Suddenly, Marcial's 1999 stock tips don't look so hot.

Something else to think about: nearly half these 1999 picks were priced under $15 per share; 33% (one-third) were priced below $10 per share. Low-priced stocks (especially shares priced under $10) are often considered "penny stocks" and carry heavy risk and are volatile (they move up and down in price a lot, creating churning stomachs for long-term investors). "Beta" (a measure of volatility for a stock's price, anything above the number 1.50 is considered super-volatile) was examined for Marcial's picks showing 18% with Beta measurements above 1.50. Another 12% of his picks have "N/A" listed in the Beta column, which often means the Beta number is so astronomically high (it approaches infinity), it isn't listed.
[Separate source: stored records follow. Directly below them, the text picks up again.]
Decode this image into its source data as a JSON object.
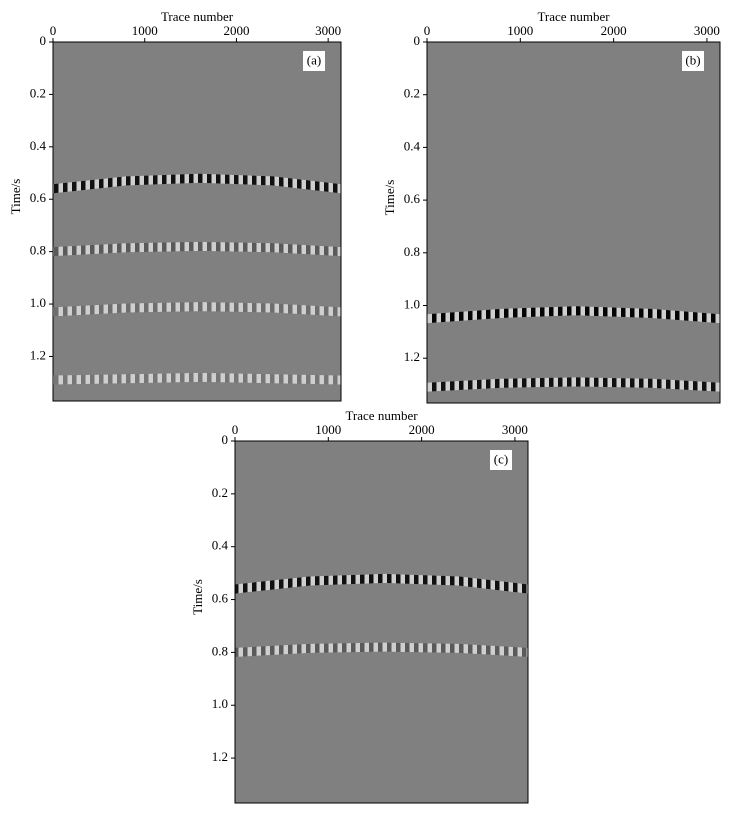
{
  "chart_data": [
    {
      "type": "seismic",
      "panel_label": "(a)",
      "xlabel": "Trace number",
      "ylabel": "Time/s",
      "xlim": [
        0,
        3140
      ],
      "xticks": [
        0,
        1000,
        2000,
        3000
      ],
      "ylim": [
        0,
        1.37
      ],
      "yticks": [
        0,
        0.2,
        0.4,
        0.6,
        0.8,
        {
          "value": 1,
          "label": "1.0"
        },
        1.2
      ],
      "series": [
        {
          "color": "#111111",
          "x": [
            0,
            800,
            1600,
            2400,
            3140
          ],
          "values": [
            0.56,
            0.53,
            0.52,
            0.53,
            0.56
          ]
        },
        {
          "color": "#5a5a5a",
          "x": [
            0,
            800,
            1600,
            2400,
            3140
          ],
          "values": [
            0.8,
            0.785,
            0.78,
            0.785,
            0.8
          ]
        },
        {
          "color": "#6e6e6e",
          "x": [
            0,
            800,
            1600,
            2400,
            3140
          ],
          "values": [
            1.03,
            1.015,
            1.01,
            1.015,
            1.03
          ]
        },
        {
          "color": "#767676",
          "x": [
            0,
            800,
            1600,
            2400,
            3140
          ],
          "values": [
            1.29,
            1.285,
            1.28,
            1.285,
            1.29
          ]
        }
      ]
    },
    {
      "type": "seismic",
      "panel_label": "(b)",
      "xlabel": "Trace number",
      "ylabel": "Time/s",
      "xlim": [
        0,
        3140
      ],
      "xticks": [
        0,
        1000,
        2000,
        3000
      ],
      "ylim": [
        0,
        1.37
      ],
      "yticks": [
        0,
        0.2,
        0.4,
        0.6,
        0.8,
        {
          "value": 1,
          "label": "1.0"
        },
        1.2
      ],
      "series": [
        {
          "color": "#050505",
          "x": [
            0,
            800,
            1600,
            2400,
            3140
          ],
          "values": [
            1.05,
            1.03,
            1.02,
            1.03,
            1.05
          ]
        },
        {
          "color": "#111111",
          "x": [
            0,
            800,
            1600,
            2400,
            3140
          ],
          "values": [
            1.31,
            1.295,
            1.29,
            1.295,
            1.31
          ]
        }
      ]
    },
    {
      "type": "seismic",
      "panel_label": "(c)",
      "xlabel": "Trace number",
      "ylabel": "Time/s",
      "xlim": [
        0,
        3140
      ],
      "xticks": [
        0,
        1000,
        2000,
        3000
      ],
      "ylim": [
        0,
        1.37
      ],
      "yticks": [
        0,
        0.2,
        0.4,
        0.6,
        0.8,
        {
          "value": 1,
          "label": "1.0"
        },
        1.2
      ],
      "series": [
        {
          "color": "#111111",
          "x": [
            0,
            800,
            1600,
            2400,
            3140
          ],
          "values": [
            0.56,
            0.53,
            0.52,
            0.53,
            0.56
          ]
        },
        {
          "color": "#5a5a5a",
          "x": [
            0,
            800,
            1600,
            2400,
            3140
          ],
          "values": [
            0.8,
            0.785,
            0.78,
            0.785,
            0.8
          ]
        }
      ]
    }
  ]
}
In down-to-earth practical terms, this means an investor can wake up thinking he owns a stock worth $15 and after just one day of wild trading, the stock can shoot up (or down) huge percentages of 50% or more, settling at $29 (or $1).

In rethinking the Business Week article, why would an investor buy Marcial's stock tips? Hot stock tips usually burn the investor over the long haul. Consider buying an index fund based on the underlying benchmark index (such as the Nasdaq or NYSE composite indexes) for good, long-term price performance without the heavy burden of risk from over-hyped stock tips.